Brandon’s game of choice, Call of Duty, is rated M for mature, meaning its suitable for ages 17 and older. In Ontario, Manitoba, Nova Scotia and New Brunswick, it’s illegal to sell M-rated games to those under 17. Saskatchewan and Alberta are in the process of introducing similar regulations.
The Entertainment Software Rating Board, a self-regulated body established by the industry, allots the ratings.
“When the industry itself says that kids under 17 shouldn’t be playing this game, then … a parent can be pretty sure that it’s not appropriate for a 10-, 11-, 12-, 13-year-old kid to be playing,” said David Walsh, a child psychologist who pushed for the ratings system.
Major League Gaming CEO Matthew Bromberg says the average age of Gamebattles players is 18, which means many are younger. “It’s no more violent than a cartoon on Saturday morning,” he says.
“We don’t manufacture the game. We’re not raising the kids. What we’re doing is creating the sport that millions of kids are really interested in.”
Walsh said the gaming industry has sent a “double message” to children by “encouraging young kids to get involved with games that aren’t rated for them.”
Danielle Labossiere-Parr, executive director of the industry group Entertainment Software Association of Canada, points out it is often parents purchasing the games for their children.
She said ratings are clearly stamped on the front of game packages and parents need to educate themselves on their purchases.
“The way that we are conveying the ratings information is effective,” said Labossiere-Parr.

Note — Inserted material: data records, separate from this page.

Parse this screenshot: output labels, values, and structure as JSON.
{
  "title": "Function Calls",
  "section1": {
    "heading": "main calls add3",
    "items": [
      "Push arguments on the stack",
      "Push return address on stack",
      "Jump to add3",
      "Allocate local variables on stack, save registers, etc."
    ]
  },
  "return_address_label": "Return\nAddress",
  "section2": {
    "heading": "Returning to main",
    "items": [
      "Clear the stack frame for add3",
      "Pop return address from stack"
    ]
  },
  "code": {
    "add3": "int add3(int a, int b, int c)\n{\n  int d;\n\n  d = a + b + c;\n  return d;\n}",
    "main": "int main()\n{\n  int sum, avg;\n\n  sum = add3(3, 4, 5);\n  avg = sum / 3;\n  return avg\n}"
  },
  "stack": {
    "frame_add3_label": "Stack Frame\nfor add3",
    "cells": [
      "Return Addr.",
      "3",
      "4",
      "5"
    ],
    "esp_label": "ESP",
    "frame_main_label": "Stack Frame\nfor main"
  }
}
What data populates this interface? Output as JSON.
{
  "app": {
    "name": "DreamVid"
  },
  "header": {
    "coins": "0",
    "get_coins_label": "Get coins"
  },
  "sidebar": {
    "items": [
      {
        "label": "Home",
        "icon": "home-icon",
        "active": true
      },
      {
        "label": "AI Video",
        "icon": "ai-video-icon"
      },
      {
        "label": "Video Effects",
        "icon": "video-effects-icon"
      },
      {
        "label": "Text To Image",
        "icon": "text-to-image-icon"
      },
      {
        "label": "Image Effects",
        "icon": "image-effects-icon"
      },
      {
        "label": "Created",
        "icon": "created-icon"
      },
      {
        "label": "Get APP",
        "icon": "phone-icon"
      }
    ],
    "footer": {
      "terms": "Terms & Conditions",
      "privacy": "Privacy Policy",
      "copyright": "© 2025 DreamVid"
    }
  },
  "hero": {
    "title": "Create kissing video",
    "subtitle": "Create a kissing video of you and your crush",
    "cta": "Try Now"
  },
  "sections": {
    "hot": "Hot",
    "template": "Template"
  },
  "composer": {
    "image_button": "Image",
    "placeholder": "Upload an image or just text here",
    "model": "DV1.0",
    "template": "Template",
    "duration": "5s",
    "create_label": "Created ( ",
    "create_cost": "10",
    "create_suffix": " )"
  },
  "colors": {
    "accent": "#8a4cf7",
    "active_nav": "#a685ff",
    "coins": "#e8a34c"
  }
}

But ultimately, you know, we can’t control what goes into every home.”
As for the Crisps, who only now understand a world their son spent most of his time inhabiting, they wish they’d taken control a lot sooner.
“Like other parents, we’ve taken the easy way out too many times, and this is what it results in,” said Steve. “I’m not saying we’re bad parents. I think we do what a lot of other parents do.”